We are often asked to suggest reading materials. The following reading list was compiled by lecturers in the School of Geography, which you may find interesting and informative, but there is no pre-requisite reading that needs to be done.
There are excellent online resources that introduce many topics relevant to our courses available via the National Geographic, Royal Geographical Society and British Society for Geomorphology. The CarbonBrief website has a range of excellent pieces on the current trajectory of climate change and shifts in energy use. If you are interested in using maths to solve scientific problems, we recommend The US Public Broadcasting Service’s The Great Math Mystery and BBC’s Magic Numbers Mysterious World of Maths with Hannah Fry.
Our research actively informs our teaching programme and you can follow these links to find out about our current work studying the glaciers of the Hindu Kush Himalaya, how hydropower schemes influence riverflow, our work on natural flood management or the role that tropical forests play in the global carbon cycle and whether they can handle rising temperatures.
2020 has been dominated, of course, by the COVID-19 pandemic. The Royal Geographical Society has produced resources to signpost you to some of the latest information. More broadly though, the root of the current crisis is ecological: the intrusion of an expanding human population into the deepest corners of the natural world. The relationships between people and nature is a theme that is deeply embedded in our courses, from our teaching on ecological principles and environmental management to our final year course on the concept of wilderness and practical examples of rewilding. Organisations such as the Wildlife Conservation Society are campaigning to change policies to protect both biodiversity and people.
The current crisis has also illustrated the importance of clearly communicating scientific concepts and the crucial role data visualisation to understand what is going on. The skills threads of our teaching in our undergraduate programmes will teach you software and skills that you need to present engaging messages using data. You might be surprised to find out how much of data visualisation is about having an eye for design and the message you want to tell, rather than coding or mathematical skills.
The COVID-19 pandemic is also of course occurring in the shadows of the climate crisis and fascinating analysis of the impact of lockdown on global carbon emissions is emerging. Understanding how the global carbon cycle has been modified by human activity, and how we can adapt to and mitigate future climate change are key themes of your course. There is already plenty of discussion of how to make sure that recovery embeds green principles, and lock in the contribution that renewable sources have been making to energy demand.
- Bryson, B. (2004, or later editions) A Short History of Nearly Everything, Black Swan. “The title says it all: a tour of all the big questions that are important for understanding and managing our planet today. We touch on many of these issues throughout our curriculum, from understanding the geological processes that modify the world today, to mitigating climate change.”

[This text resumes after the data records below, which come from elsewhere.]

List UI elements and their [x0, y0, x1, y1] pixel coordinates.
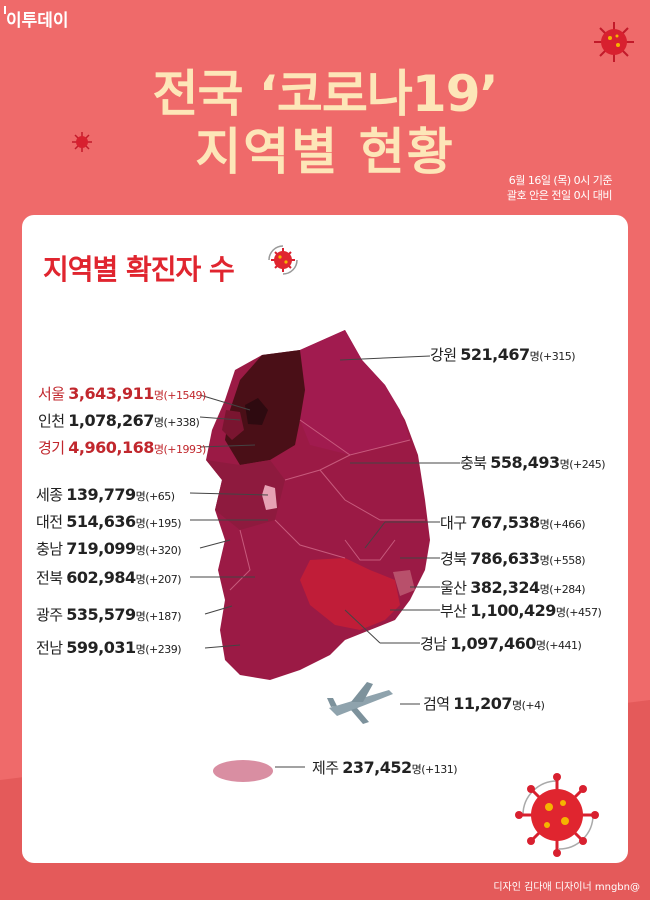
- label-ulsan: 울산 382,324명(+284): [440, 578, 586, 597]
- label-gyeongbuk: 경북 786,633명(+558): [440, 549, 586, 568]
- label-sejong: 세종 139,779명(+65): [36, 485, 175, 504]
- label-chungbuk: 충북 558,493명(+245): [460, 453, 606, 472]
- region-shape-chungnam: [206, 460, 285, 530]
- comparison-note: 괄호 안은 전일 0시 대비: [506, 189, 613, 202]
- label-busan: 부산 1,100,429명(+457): [440, 601, 602, 620]
- virus-icon: [72, 132, 92, 152]
- brand-logo: 이투데이: [6, 11, 69, 31]
- title-line2: 지역별 현황: [195, 123, 455, 181]
- credit-text: 디자인 김다애 디자이너 mngbn@: [493, 882, 640, 893]
- label-gwangju: 광주 535,579명(+187): [36, 605, 182, 624]
- label-daegu: 대구 767,538명(+466): [440, 513, 586, 532]
- region-shape-ulsan: [393, 570, 415, 596]
- card-title: 지역별 확진자 수: [43, 253, 235, 286]
- label-quarantine: 검역 11,207명(+4): [423, 694, 545, 713]
- label-daejeon: 대전 514,636명(+195): [36, 512, 182, 531]
- title-line1: 전국 ‘코로나19’: [152, 65, 499, 123]
- region-shape-seoul: [245, 398, 268, 425]
- label-incheon: 인천 1,078,267명(+338): [38, 411, 200, 430]
- region-shape-incheon: [222, 410, 244, 440]
- region-shape-gyeongnam: [300, 558, 400, 630]
- virus-icon: [268, 245, 298, 275]
- brand-mark: [4, 6, 6, 14]
- label-gyeongnam: 경남 1,097,460명(+441): [420, 634, 582, 653]
- label-gangwon: 강원 521,467명(+315): [430, 345, 576, 364]
- virus-icon: [594, 22, 634, 62]
- label-jeonbuk: 전북 602,984명(+207): [36, 568, 182, 587]
- label-jeonnam: 전남 599,031명(+239): [36, 638, 182, 657]
- label-jeju: 제주 237,452명(+131): [312, 758, 458, 777]
- label-gyeonggi: 경기 4,960,168명(+1993): [38, 438, 206, 457]
- date-note: 6월 16일 (목) 0시 기준: [508, 174, 613, 187]
- label-seoul: 서울 3,643,911명(+1549): [38, 384, 206, 403]
- label-chungnam: 충남 719,099명(+320): [36, 539, 182, 558]
- virus-icon: [515, 773, 599, 857]
- region-shape-jeju: [213, 760, 273, 782]
- region-shape-sejong: [262, 485, 277, 510]
- airplane-icon: [327, 682, 393, 724]
- region-shape-gangwon: [300, 330, 410, 455]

- Beerling, D. (2017) The Emerald Planet: How plants changed Earth's history, Oxford University Press. “This book provides a captivating account of how plants have driven changes in climate for millions of years. We actively research how the terrestrial biosphere modifies the rate of climate change today and teach these ideas in our courses on ecosystems and biogeochemical cycling.”
- Flannery, T. (2007) The Weather Makers: Our Changing Climate and what it means for Life on Earth, Penguin Books. “This book tells the dramatic story of how earth’s climate has changed in the past and the extraordinary methods and scientific techniques used to reconstruct past climate, and what this means for the future. Climate change is of high relevance to all, and the story told here of the Earth’s climatic changes through time and the theory of climate change forms an important part of our curriculum.”
- DK (multiple authors) (2019) The Maths Book: Big Ideas Simply Explained, DK. “This book provides an accessible journey through the history of maths and its uses and applications.”
- Wignall, P.B. (2019) Extinction. A very short introduction and Lenton, T. (2016) Earth system science. A very short introduction, both published by Oxford University Press. “Accessible and comprehensive introductions to key topics within our BSc Geography and Geology curriculum.”
- Scorse, J. (2010) What environmentalists need to know about economics, Palmgrave McMillan. “An easy to read, non-technical introduction to the economic roots of environmental problems, relevant to modules on sustainable management throughout our course.”